Один за другим рушились древние храмы, впитавшие в себя потоки горючих и сладостных молитвенных слез, озаренные незримыми лампадами ясных дум, какие пробуждает в человеке только беседа с Богом. Рушились древние храмы, воздвигнутые русской дерзновенной сметкой, трудолюбивым, многоочитым и быстрокрылым гением русским, русской богоносной душой. Рушились древние храмы, восхищавшие взор то певучей стремительностью очертаний, то стройной их строгостью, то причудливой замысловатостью каменного кружева, притягивавшие к себе суровой нежностью ликов, чей прозорливый взгляд настигал нас везде, как бы мы от него ни таились, ласкавшие зренье гармонией красок и линий, какой достигала вдохновенная мудрость иконописцев. Рушились храмы – соборы, церкви, церквушки, часовни. Рушились звонницы и колокольни. С гулким стоном, вбиваясь в землю, падали колокола. На протяжении многих веков они то гудели великопостною скорбью, то полнили вешний разымчивый воздух малиновой радостью Пасхи, то благовествовали градам и весям, то упорным, тревожным, сполошным звоном полошили народ, возвещая о полыханье пожара или о еще горшей беде: о тьме тем врагов, идущих на Русь… Падали, падали, падали колокола. В двадцатые годы и в начале тридцатых под Рождество и под Пасху на площадях горели костры: то участники бесовских игрищ, именовавшихся «Комсомольским рождеством» и «Комсомольской пасхой», жгли иконы под пенье богохульно-разгульных частушек, от которых разило удушливым смрадом растленных душ. В тюрьму, в ссылку, на каторгу прибывало все больше и больше белого и черного духовенства и просто преданных церкви людей. Все больше и больше на папертях уцелевших церквей появлялось священников, с безгласной и застенчивой неумелостью просивших подать им ради Христа.

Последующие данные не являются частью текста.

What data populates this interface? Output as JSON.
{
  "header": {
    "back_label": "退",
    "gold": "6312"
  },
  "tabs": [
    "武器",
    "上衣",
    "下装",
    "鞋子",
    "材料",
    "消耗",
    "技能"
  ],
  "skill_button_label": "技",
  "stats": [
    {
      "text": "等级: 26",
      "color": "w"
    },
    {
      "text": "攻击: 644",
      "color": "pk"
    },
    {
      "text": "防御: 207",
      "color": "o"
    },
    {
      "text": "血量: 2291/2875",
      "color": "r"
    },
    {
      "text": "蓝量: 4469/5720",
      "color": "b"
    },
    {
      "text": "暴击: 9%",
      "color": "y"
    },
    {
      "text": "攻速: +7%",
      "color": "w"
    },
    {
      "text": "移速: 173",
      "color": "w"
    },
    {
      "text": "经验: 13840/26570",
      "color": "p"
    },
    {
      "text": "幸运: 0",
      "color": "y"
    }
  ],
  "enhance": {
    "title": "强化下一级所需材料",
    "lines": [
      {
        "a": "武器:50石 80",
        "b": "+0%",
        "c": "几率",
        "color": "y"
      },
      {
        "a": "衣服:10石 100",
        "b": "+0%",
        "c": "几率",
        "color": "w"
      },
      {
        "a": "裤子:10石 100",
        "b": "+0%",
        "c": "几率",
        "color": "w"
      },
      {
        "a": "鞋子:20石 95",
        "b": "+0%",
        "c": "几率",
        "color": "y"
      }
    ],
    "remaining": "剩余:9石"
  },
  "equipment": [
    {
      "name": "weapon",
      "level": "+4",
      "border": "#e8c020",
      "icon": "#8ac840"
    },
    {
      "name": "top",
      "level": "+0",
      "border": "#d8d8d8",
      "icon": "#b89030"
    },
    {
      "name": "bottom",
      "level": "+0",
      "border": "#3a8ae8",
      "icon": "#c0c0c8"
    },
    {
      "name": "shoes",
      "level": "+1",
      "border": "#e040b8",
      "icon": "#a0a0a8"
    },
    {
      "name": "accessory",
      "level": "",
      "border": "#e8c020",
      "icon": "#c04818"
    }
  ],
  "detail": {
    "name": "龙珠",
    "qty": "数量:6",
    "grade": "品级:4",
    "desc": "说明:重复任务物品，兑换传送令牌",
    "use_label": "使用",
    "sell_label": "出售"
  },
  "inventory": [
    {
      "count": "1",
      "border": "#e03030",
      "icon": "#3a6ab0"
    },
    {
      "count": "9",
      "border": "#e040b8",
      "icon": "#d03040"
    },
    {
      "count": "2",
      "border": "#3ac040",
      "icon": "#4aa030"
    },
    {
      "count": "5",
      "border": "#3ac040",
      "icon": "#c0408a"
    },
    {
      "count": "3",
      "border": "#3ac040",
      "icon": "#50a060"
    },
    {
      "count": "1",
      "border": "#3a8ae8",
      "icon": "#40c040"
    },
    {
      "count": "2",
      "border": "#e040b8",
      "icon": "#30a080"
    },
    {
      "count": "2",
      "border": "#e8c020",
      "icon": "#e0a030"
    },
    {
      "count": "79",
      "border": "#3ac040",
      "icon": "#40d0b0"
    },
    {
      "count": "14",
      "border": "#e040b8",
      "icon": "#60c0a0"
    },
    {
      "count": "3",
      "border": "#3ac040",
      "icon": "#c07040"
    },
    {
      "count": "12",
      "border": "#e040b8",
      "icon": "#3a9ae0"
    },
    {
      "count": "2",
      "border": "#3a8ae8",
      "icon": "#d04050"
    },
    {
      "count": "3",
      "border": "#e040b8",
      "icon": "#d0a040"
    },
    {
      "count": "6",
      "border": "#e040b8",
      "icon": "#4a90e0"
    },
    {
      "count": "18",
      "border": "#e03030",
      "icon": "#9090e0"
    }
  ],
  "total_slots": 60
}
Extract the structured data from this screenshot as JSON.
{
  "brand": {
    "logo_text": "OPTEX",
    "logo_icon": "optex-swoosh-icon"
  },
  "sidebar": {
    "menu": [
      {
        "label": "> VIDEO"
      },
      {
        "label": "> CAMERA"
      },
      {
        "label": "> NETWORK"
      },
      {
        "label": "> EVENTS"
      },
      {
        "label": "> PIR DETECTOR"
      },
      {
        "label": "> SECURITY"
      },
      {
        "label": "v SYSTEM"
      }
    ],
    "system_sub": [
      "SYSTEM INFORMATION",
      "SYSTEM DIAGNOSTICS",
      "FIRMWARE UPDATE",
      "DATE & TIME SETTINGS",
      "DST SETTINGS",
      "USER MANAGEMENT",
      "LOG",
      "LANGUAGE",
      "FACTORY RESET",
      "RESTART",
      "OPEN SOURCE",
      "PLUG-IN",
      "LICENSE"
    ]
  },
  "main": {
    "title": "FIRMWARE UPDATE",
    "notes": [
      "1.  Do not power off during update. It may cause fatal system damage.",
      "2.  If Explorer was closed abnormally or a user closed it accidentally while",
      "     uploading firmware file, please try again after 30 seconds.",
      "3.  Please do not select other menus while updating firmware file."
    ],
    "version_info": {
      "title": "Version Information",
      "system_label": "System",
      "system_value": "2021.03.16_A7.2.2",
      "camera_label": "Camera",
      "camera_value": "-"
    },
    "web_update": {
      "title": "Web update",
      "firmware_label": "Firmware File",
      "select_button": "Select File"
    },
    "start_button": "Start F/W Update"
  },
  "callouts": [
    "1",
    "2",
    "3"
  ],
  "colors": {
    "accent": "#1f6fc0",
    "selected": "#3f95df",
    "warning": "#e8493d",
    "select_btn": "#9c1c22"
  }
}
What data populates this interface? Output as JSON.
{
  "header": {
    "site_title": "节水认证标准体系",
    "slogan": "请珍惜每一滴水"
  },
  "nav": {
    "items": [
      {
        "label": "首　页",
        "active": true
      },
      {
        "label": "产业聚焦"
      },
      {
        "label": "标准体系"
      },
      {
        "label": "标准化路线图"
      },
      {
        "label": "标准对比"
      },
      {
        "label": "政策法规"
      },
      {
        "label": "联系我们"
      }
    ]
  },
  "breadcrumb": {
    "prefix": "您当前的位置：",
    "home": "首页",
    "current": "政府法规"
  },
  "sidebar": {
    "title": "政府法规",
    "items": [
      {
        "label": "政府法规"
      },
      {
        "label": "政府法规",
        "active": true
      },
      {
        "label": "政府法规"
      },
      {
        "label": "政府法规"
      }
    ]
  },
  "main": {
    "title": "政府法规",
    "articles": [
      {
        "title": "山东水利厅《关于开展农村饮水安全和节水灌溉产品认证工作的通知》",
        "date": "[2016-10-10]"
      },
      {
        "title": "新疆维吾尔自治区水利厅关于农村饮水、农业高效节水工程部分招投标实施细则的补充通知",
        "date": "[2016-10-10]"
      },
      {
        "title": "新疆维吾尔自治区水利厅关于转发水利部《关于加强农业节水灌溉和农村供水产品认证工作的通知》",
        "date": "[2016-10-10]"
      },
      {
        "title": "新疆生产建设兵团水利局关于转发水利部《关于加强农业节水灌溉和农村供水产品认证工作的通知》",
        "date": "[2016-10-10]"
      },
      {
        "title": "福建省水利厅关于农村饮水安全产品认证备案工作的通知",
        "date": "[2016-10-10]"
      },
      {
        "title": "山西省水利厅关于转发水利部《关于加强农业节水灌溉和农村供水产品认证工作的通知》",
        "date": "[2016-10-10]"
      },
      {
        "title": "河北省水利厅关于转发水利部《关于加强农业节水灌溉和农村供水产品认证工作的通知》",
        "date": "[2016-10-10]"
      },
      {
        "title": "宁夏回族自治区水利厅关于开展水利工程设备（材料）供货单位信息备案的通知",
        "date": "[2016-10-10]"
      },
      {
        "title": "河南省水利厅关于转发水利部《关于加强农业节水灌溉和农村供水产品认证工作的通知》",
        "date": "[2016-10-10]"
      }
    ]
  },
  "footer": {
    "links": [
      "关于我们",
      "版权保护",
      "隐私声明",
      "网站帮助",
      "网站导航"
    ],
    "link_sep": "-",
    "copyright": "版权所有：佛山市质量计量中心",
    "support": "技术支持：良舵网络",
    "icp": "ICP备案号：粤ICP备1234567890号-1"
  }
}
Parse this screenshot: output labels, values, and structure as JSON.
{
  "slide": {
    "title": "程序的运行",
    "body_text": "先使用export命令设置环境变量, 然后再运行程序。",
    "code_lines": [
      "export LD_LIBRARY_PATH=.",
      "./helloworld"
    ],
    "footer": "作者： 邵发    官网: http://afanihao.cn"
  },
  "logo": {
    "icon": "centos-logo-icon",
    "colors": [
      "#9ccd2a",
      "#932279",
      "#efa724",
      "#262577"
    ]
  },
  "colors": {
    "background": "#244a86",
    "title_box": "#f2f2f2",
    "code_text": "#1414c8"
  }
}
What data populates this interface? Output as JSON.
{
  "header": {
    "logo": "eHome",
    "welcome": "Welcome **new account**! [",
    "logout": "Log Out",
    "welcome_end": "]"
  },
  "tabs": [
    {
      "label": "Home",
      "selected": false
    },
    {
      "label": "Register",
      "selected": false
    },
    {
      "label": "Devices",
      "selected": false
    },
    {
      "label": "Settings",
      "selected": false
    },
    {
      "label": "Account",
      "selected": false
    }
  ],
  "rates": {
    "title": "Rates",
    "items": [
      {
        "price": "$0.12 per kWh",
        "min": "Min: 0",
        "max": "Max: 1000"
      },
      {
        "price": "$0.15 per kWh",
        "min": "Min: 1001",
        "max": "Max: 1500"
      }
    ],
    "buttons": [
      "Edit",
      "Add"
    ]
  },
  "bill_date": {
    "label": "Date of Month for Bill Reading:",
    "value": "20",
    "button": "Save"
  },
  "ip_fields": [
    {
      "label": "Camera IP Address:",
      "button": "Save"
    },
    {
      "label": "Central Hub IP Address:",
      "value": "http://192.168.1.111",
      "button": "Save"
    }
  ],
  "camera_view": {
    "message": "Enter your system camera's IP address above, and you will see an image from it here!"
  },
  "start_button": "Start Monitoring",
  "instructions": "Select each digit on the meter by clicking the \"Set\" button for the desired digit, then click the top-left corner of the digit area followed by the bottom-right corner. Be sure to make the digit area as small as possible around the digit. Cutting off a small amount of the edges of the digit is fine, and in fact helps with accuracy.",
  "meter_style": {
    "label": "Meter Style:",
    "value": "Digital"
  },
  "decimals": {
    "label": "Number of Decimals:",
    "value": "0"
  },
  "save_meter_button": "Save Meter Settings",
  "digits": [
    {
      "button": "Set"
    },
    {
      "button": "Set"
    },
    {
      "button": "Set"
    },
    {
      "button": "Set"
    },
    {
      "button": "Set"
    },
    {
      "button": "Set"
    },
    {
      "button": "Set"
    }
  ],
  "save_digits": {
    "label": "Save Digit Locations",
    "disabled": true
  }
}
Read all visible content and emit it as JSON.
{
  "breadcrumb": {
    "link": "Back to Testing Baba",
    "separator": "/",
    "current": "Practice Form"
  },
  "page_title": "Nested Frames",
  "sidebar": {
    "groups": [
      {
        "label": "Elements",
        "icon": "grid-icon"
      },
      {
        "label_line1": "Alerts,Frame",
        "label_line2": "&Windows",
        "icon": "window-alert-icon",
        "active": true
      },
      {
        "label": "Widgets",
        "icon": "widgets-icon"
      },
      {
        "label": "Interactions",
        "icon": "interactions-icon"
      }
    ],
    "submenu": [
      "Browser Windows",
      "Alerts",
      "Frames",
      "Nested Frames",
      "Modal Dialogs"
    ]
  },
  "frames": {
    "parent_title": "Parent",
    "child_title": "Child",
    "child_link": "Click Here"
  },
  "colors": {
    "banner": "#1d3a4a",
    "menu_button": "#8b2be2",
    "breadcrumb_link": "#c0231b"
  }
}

И вот когда, вскоре после сделанного заявления, отслужив в Великий четверг службу Страстей Господних у Большого Вознесения, Сергий садился в автомобиль, в него полетели не только крики: «Иуда! Предатель!», но и увесистые булыжники. Лукнуть камнем в старика – это не в моем характере, а вот чувства, владевшие тогда толпой верующего простонародья, я тогда разделял вполне. Но уже молитва о даровании победы, которую во время войны вплоть до заключения мира читали за каждой литургией во всех храмах, отчасти меня с ним примирила – примирили слова этой молитвы, которые Сергий мог бы и опустить: «Не помяни беззаконий и неправд людей Твоих». Я понял, что, лукавя в миру, с властями предержащими, Сергий в храме, один на один с Богом и со своей совестью, честен и прям.
Слово, которое он произнес в ответ на речь митрополита Николая, окончательно растопило в душе моей лед, Сергий напомнил мне перемышльского о. Владимира Будилина; вернее, Будилин представился мне Сергием в миниатюре. И у того, и у другого – ум, эрудиция, при явной речевой беспомощности. Сергий говорил раскидисто; коснулся все же своей заветной мечты – соединения всех церквей, всех вероисповеданий, а потом вдруг, без ощутимой связи с тем, о чем говорил до этого, юношески бодро и убежденно произнес:
– Давайте же как можно чаще думать о нашей вере – о силе вашей веры: она, эта вера, свое возьмет, она непобедима ни для каких темных сил.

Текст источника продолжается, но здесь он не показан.